Moore氏によると、査読の遅れが予想されるとき、何よりも大事なのは速やかに編集部に連絡することです。他の査読者のレポートを基に採否が決まる場合もありますが、自分のせいで採否の判断がストップしているという最悪の想定をしておくべきです。編集部は、査読者から何の連絡もないまま期限が近づいた場合、その時点で新たに別の査読者を探して依頼することになりますが、それによって採否の判断が1カ月くらい遅れることは珍しくありません。1日も早く自分の論文を出版したい著者にとっては大きな痛手です。

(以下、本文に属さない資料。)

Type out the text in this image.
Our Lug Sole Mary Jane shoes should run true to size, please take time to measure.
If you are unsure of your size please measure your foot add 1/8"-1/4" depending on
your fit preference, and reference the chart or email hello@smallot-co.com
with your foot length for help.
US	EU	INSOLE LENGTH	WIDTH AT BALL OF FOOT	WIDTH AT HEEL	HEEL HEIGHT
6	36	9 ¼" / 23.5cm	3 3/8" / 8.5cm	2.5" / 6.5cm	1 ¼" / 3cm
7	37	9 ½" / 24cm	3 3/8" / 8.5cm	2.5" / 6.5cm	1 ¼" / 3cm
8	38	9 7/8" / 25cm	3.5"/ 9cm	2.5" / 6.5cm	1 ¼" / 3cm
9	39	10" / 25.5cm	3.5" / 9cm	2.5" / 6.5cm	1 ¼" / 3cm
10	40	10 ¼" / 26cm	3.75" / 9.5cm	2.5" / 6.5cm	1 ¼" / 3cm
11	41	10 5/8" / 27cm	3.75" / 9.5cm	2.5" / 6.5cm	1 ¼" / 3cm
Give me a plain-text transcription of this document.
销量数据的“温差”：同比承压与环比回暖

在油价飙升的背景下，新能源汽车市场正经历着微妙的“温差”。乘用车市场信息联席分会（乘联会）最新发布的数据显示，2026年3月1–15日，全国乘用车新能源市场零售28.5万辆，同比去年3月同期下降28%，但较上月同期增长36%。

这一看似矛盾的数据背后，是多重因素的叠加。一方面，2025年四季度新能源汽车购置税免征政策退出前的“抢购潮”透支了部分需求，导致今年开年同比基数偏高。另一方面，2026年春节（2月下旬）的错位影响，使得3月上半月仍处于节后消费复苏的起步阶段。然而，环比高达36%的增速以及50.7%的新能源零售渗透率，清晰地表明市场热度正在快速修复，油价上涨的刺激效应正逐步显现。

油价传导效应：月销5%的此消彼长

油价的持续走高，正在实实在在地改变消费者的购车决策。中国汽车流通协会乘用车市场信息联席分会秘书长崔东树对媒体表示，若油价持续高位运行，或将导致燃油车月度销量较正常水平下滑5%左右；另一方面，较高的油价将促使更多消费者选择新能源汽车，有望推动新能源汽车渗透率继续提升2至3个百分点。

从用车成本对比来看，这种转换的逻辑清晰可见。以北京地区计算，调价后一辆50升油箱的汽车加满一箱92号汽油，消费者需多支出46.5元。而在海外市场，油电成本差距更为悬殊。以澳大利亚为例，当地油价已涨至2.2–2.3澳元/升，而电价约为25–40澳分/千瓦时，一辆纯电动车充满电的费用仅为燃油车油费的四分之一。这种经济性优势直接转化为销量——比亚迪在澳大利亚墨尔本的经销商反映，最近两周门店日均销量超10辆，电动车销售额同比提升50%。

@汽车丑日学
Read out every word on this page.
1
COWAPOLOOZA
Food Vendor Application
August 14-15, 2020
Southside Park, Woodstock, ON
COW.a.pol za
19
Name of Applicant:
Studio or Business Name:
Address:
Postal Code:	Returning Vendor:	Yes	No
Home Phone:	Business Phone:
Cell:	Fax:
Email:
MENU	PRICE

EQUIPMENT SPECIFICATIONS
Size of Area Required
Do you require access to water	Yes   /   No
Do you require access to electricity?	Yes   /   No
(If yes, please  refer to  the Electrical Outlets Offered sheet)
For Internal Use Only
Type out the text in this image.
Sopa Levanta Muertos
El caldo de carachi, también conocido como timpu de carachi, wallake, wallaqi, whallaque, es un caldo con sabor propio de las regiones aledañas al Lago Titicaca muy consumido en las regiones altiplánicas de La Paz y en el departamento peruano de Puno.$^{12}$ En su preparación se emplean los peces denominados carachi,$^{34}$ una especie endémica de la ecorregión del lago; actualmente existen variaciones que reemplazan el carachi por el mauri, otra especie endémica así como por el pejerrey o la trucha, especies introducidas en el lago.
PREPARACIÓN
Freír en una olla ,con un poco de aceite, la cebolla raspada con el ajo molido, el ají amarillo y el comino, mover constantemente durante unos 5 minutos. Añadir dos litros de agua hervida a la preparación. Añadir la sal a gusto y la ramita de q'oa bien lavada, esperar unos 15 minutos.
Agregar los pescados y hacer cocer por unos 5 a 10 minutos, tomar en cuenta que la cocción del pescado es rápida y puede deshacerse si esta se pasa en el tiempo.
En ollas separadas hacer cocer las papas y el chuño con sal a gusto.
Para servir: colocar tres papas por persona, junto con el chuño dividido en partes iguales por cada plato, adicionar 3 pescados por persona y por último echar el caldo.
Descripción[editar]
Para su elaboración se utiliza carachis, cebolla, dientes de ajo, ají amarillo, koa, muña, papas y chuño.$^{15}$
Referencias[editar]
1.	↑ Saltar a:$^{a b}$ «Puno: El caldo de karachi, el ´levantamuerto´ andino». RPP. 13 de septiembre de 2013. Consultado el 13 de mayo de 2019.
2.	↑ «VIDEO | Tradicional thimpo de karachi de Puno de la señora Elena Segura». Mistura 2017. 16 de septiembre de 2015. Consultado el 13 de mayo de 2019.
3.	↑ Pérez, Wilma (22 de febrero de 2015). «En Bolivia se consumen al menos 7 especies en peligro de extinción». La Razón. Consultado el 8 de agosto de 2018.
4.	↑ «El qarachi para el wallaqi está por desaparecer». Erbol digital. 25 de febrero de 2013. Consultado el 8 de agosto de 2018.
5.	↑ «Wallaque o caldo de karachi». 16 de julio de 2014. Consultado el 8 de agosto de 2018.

期限に間に合いそうにないが何とかして約束を果たしたいという場合、同じ研究室のメンバーに査読を任せる(委嘱する)のもひとつの選択肢になります。査読の委嘱を認めるかどうかはジャーナルの方針によるので、委嘱を行いたいときは事前に編集部に連絡する必要があります。

編集部は依頼した査読が遅れそうだと察知したとき、代わりの査読者に依頼して保険をかけておくことがあります。この場合、元の査読者からの回答が間に合わなければ、代わりの査読者の判定を基に採否が判断されます。このケースでは、元の査読者が遅れてレポートを提出しても意味がないように思えますが、Moore氏はたとえ遅れても提出するよう勧めています(期限を過ぎて査読システムから送れない場合は、編集部にメールで)。既に採否の判断が済んでいても、後から届いた査読レポートの内容に価値があれば、編集部は説明とともに著者に送って参考にしてもらうでしょう。厄介なのは、それまで見落とされていた論文の重大な欠陥がこの時点で明らかになるような場合で、先の採否判断を覆すべきか悩ましい状況になります。そのような事態を招かないためにも、そもそも期限に遅れないのが一番です。

Moore氏によると、ジャーナルの編集部は悪意のない査読の遅れに対しては理解を示すのが普通です。査読者としては、約束の期限を守れなかったことに引け目を感じるかもしれませんが、編集部への連絡を無駄に引き延ばさないことが何より重要です。また、提出期限を延ばしてもらったときは、今度こそ厳守しましょう。